Years ago, Devlin remembers meeting an old Canadian farmer who visited Alameda’s with his wife every year since 1945 to manage his rheumatism with a 21-day therapy session.

Devlin said the balneotherapy movement — or, the science of soaking in mineral water for health reasons — was ingrained in the culture.

Momoyo Kobayashi, who works in the Alameda’s office and helps manage the business, says that she grew up soaking every day in hot springs, which in her home country of Japan are known as “onsens.”

“We don’t even think about it – that’s our culture,” Kobayashi said. “Every night, we soak.”

Devlin said if a large-scale soaking culture existed in modern America like it does in places like Japan and Europe, Hot Springs would be booming, just as it was in the 1950s. 

While there’s debate around the world over which springs possess the best water, Devlin said there’s no question in his mind that the Camas aquifer reigns supreme. Although he acknowledges that every hot springs resort owner claims to be sitting on the best water, he insists that, in the case of Alameda’s and the community of Hot Springs, it’s true. 

Unique to Hot Springs, the springs are artesian, meaning they are trapped in underground chambers by rock barriers, protecting the resource from other elements. Non-artesian springs rise to the surface naturally and carry ground-level contaminants. The water is also safe to drink, which Devlin says is rich in health benefits but warns the magnesium can cause drowsiness and regular bowel movements. 

According to an analytical report, Alameda’s Hot Springs has a high concentration of magnesium and silicas, which is the root of many theories over why it’s so rare. The water at Big Medicine Hot Springs and Symes Hot Springs Hotel also come from the Camas aquifer, but Wild Horse Hot Springs on the east side of Montana Highway 28 has its own water source.

“I’d say probably half the people in town think it’s silica, but the other group thinks it’s the gases in the water … that’s how you get this silky, smooth feeling. But some people say it’s the lithium doing that,” Devlin said. “I don’t think we really know what the exact cause is.”

Devlin has soaked in thermal springs around the world, and he said his first soak at age 20 changed his life forever. 

In 1974, Devlin said a near-death experience in his home state of Connecticut prompted a hitchhiking journey to Alaska.

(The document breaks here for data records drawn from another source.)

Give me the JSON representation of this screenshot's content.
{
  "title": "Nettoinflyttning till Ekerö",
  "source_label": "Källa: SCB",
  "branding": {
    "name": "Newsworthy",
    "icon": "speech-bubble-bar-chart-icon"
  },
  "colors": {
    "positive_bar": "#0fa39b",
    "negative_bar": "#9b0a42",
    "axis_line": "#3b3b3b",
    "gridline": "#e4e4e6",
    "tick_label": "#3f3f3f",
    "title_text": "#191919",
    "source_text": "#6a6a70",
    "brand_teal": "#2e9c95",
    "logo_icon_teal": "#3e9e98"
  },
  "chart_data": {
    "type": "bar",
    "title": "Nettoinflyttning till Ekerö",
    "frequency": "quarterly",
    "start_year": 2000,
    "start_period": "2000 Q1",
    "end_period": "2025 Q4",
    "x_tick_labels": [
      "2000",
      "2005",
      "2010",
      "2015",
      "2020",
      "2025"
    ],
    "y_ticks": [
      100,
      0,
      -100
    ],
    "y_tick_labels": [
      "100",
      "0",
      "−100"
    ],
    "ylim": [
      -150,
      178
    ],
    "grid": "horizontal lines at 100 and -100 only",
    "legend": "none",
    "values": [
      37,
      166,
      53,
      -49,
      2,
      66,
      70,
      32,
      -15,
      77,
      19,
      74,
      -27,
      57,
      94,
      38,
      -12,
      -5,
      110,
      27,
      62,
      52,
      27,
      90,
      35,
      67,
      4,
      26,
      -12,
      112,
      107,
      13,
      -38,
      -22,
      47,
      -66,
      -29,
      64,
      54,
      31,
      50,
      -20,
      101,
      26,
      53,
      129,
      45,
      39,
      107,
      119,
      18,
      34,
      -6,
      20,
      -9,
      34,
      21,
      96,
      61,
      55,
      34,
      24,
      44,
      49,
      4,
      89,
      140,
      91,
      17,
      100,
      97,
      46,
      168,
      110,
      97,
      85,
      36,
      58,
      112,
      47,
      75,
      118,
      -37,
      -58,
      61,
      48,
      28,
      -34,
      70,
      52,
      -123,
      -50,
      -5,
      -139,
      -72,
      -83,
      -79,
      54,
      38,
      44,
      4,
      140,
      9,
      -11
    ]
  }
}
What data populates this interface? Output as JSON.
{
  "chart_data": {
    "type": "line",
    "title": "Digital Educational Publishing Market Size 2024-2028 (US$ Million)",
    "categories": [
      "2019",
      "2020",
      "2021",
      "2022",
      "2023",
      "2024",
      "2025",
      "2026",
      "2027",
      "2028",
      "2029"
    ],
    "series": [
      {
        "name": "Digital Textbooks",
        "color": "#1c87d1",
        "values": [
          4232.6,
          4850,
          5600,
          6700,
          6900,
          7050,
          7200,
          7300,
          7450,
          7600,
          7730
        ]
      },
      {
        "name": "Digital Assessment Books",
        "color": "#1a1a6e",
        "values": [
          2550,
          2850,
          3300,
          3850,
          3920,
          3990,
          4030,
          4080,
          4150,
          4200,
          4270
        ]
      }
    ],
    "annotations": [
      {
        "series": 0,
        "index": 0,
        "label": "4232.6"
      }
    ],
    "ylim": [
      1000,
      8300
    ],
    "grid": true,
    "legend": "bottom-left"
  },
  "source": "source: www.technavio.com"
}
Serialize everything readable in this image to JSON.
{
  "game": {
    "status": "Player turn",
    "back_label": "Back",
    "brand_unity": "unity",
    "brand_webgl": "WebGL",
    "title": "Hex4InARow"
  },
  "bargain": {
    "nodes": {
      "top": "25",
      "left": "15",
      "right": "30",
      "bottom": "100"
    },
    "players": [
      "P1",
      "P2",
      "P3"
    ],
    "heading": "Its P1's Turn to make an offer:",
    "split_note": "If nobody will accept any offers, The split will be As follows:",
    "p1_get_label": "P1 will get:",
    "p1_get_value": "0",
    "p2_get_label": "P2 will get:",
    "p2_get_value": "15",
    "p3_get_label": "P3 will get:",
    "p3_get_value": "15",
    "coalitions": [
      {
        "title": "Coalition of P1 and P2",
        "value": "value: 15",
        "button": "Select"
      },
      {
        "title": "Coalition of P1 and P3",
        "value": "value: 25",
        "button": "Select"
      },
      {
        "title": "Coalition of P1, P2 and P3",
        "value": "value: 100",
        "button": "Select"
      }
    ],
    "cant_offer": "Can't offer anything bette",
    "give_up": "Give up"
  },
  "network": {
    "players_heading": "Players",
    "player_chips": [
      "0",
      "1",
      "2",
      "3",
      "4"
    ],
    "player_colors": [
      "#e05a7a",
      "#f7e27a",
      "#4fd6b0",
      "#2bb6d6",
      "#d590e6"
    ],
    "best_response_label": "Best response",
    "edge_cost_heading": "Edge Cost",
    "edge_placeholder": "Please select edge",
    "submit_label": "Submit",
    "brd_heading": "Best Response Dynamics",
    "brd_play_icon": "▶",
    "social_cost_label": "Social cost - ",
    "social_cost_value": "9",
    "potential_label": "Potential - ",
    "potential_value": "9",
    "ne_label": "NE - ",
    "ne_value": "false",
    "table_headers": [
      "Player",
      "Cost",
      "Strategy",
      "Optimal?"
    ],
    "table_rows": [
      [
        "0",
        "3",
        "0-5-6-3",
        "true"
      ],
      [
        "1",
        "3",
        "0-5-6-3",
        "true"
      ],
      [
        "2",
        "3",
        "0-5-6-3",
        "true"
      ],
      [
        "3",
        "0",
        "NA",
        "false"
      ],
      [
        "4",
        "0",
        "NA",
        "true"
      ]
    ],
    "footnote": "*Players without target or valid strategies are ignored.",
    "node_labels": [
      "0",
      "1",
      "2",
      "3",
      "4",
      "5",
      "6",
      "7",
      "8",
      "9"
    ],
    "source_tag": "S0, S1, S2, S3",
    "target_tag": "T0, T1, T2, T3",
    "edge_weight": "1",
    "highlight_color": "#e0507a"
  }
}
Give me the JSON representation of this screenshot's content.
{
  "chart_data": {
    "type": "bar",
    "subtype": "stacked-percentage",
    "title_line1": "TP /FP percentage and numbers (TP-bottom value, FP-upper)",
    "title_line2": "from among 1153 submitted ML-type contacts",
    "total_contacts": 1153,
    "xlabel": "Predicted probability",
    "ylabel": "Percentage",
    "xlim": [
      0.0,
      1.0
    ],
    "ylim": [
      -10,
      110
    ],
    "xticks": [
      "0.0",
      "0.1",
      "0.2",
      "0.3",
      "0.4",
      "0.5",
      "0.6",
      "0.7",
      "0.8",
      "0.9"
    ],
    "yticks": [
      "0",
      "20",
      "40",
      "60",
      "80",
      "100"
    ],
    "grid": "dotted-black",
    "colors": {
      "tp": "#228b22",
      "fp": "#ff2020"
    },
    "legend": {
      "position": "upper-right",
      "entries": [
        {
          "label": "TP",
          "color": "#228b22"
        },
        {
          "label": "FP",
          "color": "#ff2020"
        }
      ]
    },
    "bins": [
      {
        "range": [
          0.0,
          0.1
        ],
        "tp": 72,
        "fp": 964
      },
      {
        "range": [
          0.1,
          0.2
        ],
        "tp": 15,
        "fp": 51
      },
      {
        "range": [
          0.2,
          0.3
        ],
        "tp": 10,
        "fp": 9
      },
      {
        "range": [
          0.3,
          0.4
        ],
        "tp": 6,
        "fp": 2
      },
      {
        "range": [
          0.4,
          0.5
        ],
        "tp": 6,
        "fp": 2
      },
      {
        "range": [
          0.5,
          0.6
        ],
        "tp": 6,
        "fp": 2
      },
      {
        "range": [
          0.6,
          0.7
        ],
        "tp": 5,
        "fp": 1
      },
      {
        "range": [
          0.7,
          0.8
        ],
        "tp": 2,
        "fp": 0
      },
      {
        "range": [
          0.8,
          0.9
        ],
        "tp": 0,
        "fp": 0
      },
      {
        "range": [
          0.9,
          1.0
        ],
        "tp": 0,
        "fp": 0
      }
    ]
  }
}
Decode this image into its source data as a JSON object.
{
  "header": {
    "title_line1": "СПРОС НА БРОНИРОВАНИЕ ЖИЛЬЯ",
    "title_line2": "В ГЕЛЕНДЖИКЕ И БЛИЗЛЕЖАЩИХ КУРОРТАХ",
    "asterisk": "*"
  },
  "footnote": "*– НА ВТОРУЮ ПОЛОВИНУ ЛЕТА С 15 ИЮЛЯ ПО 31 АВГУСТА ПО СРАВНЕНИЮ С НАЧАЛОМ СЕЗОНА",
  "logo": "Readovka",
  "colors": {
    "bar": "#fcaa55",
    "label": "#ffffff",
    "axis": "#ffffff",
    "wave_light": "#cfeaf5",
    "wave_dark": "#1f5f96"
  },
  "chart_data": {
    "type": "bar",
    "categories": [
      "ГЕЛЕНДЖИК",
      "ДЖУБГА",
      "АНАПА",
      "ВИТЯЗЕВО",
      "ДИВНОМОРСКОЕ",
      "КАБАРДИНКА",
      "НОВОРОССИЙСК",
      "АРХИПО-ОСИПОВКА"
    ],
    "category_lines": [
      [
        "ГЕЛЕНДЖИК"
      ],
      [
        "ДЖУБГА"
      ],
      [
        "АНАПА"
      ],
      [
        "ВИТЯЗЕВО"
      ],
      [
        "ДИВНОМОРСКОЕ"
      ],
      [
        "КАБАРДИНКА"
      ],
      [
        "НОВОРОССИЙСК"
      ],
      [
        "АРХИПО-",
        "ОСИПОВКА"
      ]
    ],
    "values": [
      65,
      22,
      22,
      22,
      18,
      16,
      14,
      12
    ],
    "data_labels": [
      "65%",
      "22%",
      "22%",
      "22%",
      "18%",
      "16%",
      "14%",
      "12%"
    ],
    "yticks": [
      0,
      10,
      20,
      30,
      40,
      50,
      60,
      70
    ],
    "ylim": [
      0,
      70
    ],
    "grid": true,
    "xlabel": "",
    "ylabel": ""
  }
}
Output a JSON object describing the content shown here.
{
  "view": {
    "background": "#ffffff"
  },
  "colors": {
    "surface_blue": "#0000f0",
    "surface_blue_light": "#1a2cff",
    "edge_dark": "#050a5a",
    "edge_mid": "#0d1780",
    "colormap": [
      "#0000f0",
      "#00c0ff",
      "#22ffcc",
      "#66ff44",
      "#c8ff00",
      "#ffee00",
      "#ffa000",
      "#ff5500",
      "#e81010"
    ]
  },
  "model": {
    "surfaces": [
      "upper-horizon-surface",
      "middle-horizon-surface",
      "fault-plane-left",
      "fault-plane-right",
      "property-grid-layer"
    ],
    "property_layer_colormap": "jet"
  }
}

On his way back to the continental U.S., he hitched a ride in Canada in the middle of winter and found a hot spring on the map as he was navigating. 

While it wasn’t designated a provincial park at the time, he stumbled upon steaming water surrounded by green, lush vegetation in the middle of a snowy landscape at the Liard River Hot Springs in British Columbia. 

“We thought, ‘what the heck is this?’” Devlin said. “It was very hot, and it was very, very inspiring to me. So, I’ve been soaking in hot springs ever since. I was blown away.”

Stelter, who has been a part-owner of Alameda’s since 2006, moved to the Flathead in 1980. Soon after, he discovered Hot Springs and became an avid soaker in between swims in Flathead Lake. In the early days of coaching the swim team at Flathead High School, he became the first person to swim across the 25-mile length of Flathead Lake from Polson to Bigfork, doing so in 1986 at the age of 35.

 “It’s not an afternoon bath,” he told former Missoulian newspaper reporter Butch Larcombe of the 14-hour swim in Flathead Lake. 

But after 25 years of coaching at Flathead High School, and 20 years after his first swim across Flathead Lake, he became a business partner of Alameda’s Hot Springs, where he’s still convinced the springs are superior. 

“I’m a pretty devout soaker and I look for them when I’m backpacking or climbing, but this water is like no other water that I’ve ever experienced,” Stelter said. “One of the things I’ve noticed is it’s just silky smooth and the water quality is so different. I’ve heard that Baden-Baden in West Germany has the most famous hot springs in the world and this water is comparable. I would say it’s the best in the U.S.”